Der Schweif dient dem Pferd nicht nur zum Vertreiben der Fliegen, sondern ist auch ein wichtiges Kommunikationsmittel. An der Schweifhaltung kann man sehr gut die Stimmung des Pferdes erkennen und viel über den Gesundheitszustand ablesen.
Wenn das Pferd wild mit dem Schweif schlägt, ist es gestresst, hektisch, nervös, aggressiv oder äußert so ein körperliches Unwohlsein wie zum Beispiel Bauchschmerzen. Spreizt das Pferd den Schweif waagrecht oder senkrecht ab, ist es meistens sehr aufgeregt und steht unter extremen Adrenalineinschuss.
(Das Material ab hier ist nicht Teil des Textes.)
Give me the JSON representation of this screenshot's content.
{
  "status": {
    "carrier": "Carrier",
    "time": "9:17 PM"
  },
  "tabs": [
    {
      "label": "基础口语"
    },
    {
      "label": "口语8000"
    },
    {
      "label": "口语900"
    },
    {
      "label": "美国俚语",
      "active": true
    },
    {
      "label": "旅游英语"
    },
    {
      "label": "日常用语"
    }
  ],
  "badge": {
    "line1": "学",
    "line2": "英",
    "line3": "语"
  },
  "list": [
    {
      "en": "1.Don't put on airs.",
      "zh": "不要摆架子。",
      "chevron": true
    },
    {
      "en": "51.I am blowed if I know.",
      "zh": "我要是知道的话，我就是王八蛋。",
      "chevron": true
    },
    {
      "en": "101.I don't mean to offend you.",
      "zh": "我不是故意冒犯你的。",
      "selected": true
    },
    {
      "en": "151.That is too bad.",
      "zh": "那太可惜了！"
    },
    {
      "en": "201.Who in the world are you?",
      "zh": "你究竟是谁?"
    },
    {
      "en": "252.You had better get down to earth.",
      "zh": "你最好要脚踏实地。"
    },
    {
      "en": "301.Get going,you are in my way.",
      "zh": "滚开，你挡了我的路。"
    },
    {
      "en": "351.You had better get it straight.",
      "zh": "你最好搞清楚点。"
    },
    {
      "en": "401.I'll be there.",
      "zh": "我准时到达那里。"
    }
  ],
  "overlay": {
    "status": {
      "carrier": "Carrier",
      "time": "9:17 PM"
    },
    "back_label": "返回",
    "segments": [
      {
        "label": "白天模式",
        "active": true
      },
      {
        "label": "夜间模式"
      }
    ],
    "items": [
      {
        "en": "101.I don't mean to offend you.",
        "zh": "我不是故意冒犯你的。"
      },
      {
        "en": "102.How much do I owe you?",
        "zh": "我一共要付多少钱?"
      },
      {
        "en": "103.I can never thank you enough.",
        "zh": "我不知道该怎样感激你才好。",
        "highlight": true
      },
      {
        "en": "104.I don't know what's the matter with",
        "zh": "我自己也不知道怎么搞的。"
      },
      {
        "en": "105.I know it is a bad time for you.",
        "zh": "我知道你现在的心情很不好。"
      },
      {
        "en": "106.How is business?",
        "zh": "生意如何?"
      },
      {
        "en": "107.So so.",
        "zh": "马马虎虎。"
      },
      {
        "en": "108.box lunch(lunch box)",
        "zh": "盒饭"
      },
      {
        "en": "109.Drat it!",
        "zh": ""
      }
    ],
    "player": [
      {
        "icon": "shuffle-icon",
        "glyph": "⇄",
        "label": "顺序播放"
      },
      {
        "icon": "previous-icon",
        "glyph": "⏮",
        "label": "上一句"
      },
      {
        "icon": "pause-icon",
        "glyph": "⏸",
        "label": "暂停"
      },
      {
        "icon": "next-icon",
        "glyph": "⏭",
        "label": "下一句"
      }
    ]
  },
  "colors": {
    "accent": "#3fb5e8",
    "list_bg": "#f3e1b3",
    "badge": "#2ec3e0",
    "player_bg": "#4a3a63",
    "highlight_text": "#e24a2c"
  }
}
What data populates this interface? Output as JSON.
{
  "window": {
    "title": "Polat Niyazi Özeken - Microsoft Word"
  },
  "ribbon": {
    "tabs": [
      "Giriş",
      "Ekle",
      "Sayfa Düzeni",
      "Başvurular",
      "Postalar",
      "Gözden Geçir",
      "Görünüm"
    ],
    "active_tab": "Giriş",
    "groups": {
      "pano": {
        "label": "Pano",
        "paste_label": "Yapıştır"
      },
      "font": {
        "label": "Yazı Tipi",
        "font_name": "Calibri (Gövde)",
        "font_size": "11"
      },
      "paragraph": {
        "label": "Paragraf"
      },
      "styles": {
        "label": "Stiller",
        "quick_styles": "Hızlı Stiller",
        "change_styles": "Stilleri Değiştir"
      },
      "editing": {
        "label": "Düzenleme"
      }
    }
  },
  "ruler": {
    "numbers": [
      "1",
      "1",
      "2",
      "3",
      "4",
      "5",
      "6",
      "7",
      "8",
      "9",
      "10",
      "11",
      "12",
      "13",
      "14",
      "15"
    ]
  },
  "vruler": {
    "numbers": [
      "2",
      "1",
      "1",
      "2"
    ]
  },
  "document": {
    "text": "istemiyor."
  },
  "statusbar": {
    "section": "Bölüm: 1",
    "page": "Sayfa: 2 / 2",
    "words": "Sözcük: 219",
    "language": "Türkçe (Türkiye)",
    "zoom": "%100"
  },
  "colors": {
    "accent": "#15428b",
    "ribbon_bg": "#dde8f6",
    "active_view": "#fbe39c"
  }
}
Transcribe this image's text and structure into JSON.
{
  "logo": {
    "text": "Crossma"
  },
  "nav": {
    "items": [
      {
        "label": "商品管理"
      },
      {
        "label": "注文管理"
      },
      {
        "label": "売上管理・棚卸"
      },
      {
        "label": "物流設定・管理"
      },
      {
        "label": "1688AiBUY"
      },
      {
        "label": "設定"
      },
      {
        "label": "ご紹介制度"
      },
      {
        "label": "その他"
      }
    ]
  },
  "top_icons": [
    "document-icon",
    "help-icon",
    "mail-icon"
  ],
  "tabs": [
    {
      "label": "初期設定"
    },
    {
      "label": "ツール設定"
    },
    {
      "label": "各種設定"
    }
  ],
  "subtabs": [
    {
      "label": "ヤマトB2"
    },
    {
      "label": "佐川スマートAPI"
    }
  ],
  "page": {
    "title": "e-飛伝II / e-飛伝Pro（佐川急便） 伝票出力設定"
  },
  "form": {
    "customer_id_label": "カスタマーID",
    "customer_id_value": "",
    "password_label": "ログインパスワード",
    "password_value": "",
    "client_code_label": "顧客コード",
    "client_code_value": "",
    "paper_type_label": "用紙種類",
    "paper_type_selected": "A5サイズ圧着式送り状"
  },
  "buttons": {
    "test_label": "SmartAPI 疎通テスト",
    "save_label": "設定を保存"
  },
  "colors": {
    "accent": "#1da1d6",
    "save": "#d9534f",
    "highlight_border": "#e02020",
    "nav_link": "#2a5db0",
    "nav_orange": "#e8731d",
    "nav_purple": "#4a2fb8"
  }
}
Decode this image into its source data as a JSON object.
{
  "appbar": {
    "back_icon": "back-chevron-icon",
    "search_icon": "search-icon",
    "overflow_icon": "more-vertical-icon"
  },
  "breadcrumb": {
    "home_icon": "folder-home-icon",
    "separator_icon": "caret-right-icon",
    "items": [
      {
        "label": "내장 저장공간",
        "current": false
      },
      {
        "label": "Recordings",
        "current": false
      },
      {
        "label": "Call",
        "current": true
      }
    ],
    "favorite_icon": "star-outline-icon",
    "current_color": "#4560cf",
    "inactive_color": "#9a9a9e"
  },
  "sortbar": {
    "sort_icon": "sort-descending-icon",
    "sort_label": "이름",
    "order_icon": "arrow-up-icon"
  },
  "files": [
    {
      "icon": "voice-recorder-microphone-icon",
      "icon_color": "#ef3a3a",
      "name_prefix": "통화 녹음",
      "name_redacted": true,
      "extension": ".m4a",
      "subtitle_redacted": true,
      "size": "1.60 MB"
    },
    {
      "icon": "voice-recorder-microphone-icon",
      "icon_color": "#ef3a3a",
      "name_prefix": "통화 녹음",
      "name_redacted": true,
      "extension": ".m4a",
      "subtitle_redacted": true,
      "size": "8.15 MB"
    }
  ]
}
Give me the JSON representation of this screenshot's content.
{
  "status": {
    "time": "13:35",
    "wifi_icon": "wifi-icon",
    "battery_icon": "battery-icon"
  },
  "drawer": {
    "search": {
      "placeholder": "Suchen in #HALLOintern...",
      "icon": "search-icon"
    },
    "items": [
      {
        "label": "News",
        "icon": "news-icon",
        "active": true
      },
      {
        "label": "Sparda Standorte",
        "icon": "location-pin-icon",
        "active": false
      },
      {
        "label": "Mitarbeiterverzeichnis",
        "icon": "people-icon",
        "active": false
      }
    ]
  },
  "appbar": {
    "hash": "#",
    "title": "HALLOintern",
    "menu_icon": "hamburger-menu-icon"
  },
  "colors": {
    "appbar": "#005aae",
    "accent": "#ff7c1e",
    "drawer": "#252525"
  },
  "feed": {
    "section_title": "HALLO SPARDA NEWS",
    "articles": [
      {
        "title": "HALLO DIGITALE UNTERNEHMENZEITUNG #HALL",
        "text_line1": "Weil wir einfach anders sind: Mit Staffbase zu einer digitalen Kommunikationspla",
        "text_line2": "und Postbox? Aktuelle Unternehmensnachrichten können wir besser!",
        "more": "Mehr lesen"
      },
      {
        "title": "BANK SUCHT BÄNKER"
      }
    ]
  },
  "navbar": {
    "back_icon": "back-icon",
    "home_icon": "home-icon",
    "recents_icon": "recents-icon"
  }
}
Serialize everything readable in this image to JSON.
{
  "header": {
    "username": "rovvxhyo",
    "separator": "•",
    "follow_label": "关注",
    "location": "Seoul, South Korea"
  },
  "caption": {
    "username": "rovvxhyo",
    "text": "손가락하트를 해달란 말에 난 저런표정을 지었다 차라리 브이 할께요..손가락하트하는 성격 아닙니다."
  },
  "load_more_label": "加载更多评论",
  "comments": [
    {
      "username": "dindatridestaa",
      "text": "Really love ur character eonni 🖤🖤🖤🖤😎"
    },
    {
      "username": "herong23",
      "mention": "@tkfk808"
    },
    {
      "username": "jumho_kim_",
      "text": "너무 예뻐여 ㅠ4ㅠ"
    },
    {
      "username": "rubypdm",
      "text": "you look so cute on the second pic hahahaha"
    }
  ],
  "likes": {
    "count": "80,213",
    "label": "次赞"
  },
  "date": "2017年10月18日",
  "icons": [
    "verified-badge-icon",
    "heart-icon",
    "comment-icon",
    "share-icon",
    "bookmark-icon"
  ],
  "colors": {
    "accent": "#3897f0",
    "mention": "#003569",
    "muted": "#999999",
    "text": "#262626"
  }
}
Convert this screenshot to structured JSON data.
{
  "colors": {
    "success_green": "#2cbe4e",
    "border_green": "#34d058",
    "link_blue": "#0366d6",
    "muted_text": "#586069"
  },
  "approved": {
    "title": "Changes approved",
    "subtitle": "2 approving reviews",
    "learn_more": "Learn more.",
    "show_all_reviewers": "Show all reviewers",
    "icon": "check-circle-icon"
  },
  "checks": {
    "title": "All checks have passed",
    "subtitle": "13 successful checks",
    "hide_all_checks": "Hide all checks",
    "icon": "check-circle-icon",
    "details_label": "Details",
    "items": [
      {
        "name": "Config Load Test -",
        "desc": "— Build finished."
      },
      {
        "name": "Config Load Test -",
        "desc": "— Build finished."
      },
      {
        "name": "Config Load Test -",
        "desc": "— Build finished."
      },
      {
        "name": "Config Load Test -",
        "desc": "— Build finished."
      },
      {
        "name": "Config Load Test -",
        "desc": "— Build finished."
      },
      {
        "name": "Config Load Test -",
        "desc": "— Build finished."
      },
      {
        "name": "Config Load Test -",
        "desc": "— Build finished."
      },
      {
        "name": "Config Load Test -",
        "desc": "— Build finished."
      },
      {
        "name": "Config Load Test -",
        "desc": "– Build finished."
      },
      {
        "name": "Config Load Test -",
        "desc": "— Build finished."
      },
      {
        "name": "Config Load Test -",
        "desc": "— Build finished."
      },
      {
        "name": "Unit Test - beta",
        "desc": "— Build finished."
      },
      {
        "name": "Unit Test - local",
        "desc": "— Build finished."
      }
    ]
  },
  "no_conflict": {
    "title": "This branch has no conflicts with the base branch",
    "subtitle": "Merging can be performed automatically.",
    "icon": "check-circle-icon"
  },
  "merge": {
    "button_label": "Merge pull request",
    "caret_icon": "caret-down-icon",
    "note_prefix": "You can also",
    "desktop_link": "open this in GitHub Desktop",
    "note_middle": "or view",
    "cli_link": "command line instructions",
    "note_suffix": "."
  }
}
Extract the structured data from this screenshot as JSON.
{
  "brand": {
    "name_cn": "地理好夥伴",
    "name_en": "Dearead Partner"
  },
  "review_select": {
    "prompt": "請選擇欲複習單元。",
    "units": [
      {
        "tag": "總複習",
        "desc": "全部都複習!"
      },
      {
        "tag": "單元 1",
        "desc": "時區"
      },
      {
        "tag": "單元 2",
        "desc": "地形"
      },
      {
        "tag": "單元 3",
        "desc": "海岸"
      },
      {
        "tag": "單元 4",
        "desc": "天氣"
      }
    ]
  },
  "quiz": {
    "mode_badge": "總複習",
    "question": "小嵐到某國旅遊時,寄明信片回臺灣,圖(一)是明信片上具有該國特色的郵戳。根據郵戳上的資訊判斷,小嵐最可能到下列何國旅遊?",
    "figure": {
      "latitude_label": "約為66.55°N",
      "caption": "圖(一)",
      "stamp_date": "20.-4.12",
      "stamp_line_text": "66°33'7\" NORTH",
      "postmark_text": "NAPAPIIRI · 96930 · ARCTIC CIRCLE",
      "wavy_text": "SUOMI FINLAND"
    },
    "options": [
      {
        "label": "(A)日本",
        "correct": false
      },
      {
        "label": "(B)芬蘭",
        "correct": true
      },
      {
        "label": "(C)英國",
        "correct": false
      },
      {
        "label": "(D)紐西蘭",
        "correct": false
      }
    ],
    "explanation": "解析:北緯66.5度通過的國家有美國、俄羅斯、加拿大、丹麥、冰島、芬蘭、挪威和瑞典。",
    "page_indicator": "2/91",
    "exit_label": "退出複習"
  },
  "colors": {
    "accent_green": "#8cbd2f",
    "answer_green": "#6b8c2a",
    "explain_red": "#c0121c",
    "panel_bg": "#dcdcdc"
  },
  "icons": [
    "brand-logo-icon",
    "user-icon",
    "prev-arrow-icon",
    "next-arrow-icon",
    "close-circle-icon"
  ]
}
Klemmt das Pferd den Schweif stark ein, hat es entweder Angst oder es ist ein Hinweis auf Verspannungen und Blockaden im Körper, genauso wie ein Schweif, der oft bis ständig schief gehalten wird. Die Blockaden müssen nicht immer im Rücken sein. Es kann auch eine Blockade im Genick dazu führen, das das Pferd den Schweif schief hält. Eine physiotherapeutische und/oder osteopathische Behandlung sollte ausgemacht werden.
Trägt das Pferd nur beim Reiten den Schweif schief, sollte auch unbedingt der Sattel kontrolliert und der Reiter genauer unter die Lupe genommen werden. Oft ist auch der Reiter deutlich schief und überträgt diese Schiefe auf das Pferd.
Der Schweif sollte sowohl mit, als auch ohne Reiter locker pendeln, dann ist das Pferd entspannt und zufrieden. Er sollte sich auch manuell gut bewegen lassen. Oft ist das leider nicht der Fall! Natürlich kann man nicht nur anhand des Schweifes eine Aussage treffen, sondern muss die Umstände und auch die restliche Körpersprache mit berücksichtigen.